Kerry described US involvement in the region, particularly efforts towards gaining South Sudan’s independence had been a “deeply personal” experience for himself, as well as president Obama and US ambassador to the United Nations Susan Rice.
“I’ve seen first-hand how invested the president and his administration have been in the work to help move the region forwards. When I was a senator, I had the privilege of supporting the diplomatic effort that led to South Sudan’s independence, and on the ground leading up to the historic referendum I witnessed the long lines of people voting for a better way of life”, he said.
Khartoum and Juba have long been at loggerheads over accusations that he former is backing rebels in Sudan’s South Kordofan and Blue Nile border states. Juba denies the charges.
Last June, Sudanese president Omer Hassan Al-Bashir ordered the closure of pipelines carrying oil from landlocked South Sudan, amid allegations of ongoing rebel support.

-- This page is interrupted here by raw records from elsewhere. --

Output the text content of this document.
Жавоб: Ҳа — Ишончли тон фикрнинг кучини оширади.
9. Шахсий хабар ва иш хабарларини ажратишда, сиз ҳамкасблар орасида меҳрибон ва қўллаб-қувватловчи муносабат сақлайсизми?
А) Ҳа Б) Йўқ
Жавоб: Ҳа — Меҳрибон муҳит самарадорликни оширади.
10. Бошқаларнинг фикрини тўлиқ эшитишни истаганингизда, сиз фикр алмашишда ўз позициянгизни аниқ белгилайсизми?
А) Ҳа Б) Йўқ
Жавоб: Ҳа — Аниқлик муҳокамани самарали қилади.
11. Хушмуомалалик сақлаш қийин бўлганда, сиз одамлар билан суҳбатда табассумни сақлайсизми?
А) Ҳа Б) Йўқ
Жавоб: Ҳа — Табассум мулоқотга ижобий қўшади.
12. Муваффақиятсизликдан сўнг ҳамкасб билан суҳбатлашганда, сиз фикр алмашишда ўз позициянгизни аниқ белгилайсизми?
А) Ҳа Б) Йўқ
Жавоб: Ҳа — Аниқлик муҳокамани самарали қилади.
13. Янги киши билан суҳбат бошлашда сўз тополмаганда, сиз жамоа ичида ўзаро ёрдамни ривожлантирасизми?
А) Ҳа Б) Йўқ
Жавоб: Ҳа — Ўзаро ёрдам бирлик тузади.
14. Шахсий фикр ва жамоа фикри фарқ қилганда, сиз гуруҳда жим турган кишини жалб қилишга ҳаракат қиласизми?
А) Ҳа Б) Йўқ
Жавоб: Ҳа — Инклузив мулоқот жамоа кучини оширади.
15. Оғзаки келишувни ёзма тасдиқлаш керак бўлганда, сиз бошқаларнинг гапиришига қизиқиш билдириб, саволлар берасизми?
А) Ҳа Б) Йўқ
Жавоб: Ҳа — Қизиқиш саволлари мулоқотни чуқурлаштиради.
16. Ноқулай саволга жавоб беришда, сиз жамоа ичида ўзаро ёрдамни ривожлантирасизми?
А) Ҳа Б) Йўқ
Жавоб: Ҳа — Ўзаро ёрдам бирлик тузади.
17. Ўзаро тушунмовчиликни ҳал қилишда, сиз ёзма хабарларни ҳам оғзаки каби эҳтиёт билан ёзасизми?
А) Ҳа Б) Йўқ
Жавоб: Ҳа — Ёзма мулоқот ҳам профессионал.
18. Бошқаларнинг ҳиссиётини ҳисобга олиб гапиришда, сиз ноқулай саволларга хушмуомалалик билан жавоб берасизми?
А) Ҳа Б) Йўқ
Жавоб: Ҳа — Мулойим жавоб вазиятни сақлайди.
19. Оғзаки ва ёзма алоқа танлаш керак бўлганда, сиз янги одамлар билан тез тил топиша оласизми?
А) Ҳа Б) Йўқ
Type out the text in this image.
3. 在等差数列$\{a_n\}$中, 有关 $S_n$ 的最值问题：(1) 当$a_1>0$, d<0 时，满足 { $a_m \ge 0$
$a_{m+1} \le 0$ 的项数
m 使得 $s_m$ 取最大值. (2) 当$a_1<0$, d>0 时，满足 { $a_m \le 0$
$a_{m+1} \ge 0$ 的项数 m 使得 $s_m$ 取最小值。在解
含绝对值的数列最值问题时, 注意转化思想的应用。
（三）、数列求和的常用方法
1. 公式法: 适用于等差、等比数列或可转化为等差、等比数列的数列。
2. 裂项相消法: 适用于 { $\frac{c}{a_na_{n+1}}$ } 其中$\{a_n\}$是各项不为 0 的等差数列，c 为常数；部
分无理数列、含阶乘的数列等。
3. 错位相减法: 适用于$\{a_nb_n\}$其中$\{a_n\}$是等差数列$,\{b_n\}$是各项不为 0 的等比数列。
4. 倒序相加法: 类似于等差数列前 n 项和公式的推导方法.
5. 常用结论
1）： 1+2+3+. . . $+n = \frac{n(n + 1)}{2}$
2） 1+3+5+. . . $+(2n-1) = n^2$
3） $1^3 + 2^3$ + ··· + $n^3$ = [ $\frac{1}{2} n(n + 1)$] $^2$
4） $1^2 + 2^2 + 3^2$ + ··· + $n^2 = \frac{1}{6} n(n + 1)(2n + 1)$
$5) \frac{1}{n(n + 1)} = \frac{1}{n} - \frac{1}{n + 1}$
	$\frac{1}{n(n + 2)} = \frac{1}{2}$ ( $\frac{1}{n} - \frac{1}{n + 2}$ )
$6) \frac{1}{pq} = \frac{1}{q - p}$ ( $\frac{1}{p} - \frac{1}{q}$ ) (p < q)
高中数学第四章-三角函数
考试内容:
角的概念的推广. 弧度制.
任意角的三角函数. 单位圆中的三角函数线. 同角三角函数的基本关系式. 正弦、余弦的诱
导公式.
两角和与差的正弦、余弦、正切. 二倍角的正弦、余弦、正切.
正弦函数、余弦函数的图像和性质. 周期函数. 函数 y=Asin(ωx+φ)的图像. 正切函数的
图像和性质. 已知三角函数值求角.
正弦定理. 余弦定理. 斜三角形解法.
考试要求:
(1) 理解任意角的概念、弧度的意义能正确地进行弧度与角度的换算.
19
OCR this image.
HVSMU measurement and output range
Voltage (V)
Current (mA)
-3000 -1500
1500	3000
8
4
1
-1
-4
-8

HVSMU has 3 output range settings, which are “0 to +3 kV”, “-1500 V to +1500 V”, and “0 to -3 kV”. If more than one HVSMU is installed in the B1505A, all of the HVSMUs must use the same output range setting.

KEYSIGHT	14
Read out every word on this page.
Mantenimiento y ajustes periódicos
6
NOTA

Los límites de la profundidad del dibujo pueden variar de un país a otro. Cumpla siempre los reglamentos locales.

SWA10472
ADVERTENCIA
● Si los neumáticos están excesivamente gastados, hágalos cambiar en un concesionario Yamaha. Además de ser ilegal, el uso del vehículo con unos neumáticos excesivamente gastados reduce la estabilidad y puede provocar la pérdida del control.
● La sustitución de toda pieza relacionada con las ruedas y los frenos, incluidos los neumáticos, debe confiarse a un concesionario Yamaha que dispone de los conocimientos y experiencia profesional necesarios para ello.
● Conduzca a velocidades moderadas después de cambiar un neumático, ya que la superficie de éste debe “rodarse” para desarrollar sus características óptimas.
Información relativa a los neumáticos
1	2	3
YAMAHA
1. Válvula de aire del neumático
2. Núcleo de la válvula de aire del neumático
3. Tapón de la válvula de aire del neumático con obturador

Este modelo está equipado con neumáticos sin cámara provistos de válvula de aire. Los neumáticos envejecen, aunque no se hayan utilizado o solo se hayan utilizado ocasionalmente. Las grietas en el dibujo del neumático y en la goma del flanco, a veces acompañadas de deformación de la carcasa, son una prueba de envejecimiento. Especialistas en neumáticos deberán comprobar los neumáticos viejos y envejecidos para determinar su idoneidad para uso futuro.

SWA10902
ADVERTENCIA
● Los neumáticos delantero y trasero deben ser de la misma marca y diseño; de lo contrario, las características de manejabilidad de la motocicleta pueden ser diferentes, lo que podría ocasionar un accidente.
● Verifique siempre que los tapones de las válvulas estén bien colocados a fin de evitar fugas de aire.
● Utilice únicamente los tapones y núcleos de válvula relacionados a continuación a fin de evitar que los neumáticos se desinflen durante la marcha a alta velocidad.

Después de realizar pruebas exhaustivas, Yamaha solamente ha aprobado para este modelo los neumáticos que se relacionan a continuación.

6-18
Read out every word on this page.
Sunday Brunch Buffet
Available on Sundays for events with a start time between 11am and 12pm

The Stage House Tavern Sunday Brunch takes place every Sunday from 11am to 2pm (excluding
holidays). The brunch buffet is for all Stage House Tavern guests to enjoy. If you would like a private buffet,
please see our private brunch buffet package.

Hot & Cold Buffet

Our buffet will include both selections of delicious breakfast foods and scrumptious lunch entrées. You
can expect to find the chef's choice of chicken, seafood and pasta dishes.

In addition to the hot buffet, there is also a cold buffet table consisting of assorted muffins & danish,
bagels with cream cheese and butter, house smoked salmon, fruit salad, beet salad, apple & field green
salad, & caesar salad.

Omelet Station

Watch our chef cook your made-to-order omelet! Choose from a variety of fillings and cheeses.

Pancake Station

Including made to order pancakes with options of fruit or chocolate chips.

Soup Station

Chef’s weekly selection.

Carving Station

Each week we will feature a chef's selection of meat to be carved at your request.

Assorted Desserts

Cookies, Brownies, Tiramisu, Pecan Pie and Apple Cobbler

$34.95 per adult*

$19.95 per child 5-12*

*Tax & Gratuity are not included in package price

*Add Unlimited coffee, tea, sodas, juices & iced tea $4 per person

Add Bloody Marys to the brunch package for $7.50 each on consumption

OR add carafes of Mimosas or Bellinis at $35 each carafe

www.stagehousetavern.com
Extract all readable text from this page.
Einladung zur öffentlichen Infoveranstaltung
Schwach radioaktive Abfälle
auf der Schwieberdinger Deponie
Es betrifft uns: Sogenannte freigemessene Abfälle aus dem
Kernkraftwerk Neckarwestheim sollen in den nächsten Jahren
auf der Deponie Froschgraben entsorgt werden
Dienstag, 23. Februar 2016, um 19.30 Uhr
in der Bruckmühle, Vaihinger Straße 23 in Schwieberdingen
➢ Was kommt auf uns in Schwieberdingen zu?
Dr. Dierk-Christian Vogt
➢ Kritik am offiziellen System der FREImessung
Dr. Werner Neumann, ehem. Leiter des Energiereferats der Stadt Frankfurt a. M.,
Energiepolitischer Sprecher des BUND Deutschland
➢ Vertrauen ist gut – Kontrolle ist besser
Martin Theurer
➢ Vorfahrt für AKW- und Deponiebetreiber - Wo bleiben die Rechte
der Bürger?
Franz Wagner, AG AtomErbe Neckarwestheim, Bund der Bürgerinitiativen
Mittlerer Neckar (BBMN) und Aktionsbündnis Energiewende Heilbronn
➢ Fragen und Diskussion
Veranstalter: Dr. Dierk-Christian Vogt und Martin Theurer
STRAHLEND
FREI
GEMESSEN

South Sudan has just resumed pumping oil after a year-long suspension following a dispute with Sudan over transit fees.
China and the African Union (AU) have persuaded Bashir to delay the decision until early September while they work on verifying claims of rebel support and getting the two sides to agree on borders security measures and the creation of a demilitarised zone.
However, talks appeared to hit a snag recently, with Khartoum accusing Juba of non-cooperation in the joint talks held so far.
Sudan has long maintained that security arrangements must precede implementation of other deals signed last year, such as ones related to citizenship and trade.
Another growing concern for the US in recent months is rising insecurity in South Sudan, in particular fighting in Jonglei state which has led to mass killings and reports of human rights abuses by government troops.
Adding to this is a political crisis within South Sudan’s ruling party (SPLM) that led to the sacking of president Salva Kiir’s long-time deputy Riek Machar and the suspension of other senior officials pending investigations into alleged financial and political wrongdoings.